I stammered for a moment. The blessing? Of a divinity? That wasn’t something I wanted to have. Pushing aside anxious thoughts of Rose and her fate—she had been actively seeking the favor of three different divinities, not having a crossroads negotiation with a single one—I nodded, and then I was gone.

• • •

I appeared in the waiting room at St. Giles’s, popping in to find the space much more active and occupied than it had been on previous visits. Dragons, bogeymen, and assorted other cryptids filled the hard plastic chairs. Some of the children were crying. In one corner, a spotty-faced teenager who I recognized as the babysitter through some odd commonality of body language and the way the children were watching them, stood up, did a little turn, and transformed into a wolf. The children cheered, setting themselves to petting their now-canid babysitter, whose tail waved vigorously as they licked the children’s faces.

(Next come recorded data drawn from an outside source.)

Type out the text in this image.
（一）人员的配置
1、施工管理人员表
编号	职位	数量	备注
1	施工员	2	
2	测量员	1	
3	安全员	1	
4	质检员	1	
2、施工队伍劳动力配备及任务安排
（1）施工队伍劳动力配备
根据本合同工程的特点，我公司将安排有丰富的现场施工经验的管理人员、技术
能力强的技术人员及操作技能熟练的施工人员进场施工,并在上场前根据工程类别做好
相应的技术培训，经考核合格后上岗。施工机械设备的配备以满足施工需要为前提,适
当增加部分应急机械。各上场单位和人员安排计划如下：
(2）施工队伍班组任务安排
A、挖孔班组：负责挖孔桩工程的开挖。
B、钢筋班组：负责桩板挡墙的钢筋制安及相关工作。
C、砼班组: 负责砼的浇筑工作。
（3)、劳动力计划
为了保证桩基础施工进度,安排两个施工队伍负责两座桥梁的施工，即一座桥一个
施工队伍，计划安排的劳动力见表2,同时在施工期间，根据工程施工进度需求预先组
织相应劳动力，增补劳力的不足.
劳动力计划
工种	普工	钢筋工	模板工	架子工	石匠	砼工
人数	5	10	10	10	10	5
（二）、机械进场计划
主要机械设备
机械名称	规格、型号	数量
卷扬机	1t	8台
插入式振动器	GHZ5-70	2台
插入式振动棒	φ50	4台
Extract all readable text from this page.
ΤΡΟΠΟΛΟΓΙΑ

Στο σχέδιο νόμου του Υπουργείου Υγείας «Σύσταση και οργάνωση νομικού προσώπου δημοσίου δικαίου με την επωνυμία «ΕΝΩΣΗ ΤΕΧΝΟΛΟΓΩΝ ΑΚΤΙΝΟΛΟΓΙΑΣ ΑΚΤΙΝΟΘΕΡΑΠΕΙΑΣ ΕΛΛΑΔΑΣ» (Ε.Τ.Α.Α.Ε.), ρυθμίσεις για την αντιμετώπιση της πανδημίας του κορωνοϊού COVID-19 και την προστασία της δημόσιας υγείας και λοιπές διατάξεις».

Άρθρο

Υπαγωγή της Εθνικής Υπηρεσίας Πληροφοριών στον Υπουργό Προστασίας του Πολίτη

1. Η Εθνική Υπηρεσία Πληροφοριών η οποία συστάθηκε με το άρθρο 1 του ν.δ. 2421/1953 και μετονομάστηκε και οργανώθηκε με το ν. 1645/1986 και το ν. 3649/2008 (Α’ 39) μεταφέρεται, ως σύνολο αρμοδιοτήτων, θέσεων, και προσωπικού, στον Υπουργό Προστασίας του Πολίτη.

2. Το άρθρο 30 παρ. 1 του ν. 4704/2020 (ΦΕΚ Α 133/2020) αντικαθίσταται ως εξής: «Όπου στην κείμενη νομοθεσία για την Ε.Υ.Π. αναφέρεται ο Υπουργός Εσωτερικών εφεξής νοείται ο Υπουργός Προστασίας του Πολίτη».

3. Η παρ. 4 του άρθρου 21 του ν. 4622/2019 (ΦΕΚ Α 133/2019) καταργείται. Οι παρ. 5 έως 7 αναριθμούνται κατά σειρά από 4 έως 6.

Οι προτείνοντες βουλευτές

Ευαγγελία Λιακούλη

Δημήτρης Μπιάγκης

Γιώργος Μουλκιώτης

Wulver make great babysitters, when they can find cryptid families to sit for, and don’t get painted with the same brush as werewolves. They’re not the same thing, even remotely. Wulver are a stable species of therianthropes, and werewolves are people with a disease. Wulver have been complicit in spreading lycanthropy, because they can survive it longer than most victims, but that’s where their relationship with the situation stops.

The Caladrius woman from before was behind the desk again, seeming substantially more harried. Her wing feathers were in disarray; it looked like she was on the verge of a molt. I stopped politely in front of her, waiting my turn.

She kept typing frantically on her computer keyboard for several more seconds before she glanced up and jumped, apparently startled by my appearance.

“Um, hello?” I ventured, trying to sound friendly and not terrifying.

“M-Mary!” she squeaked. “I didn’t think we were expecting you.”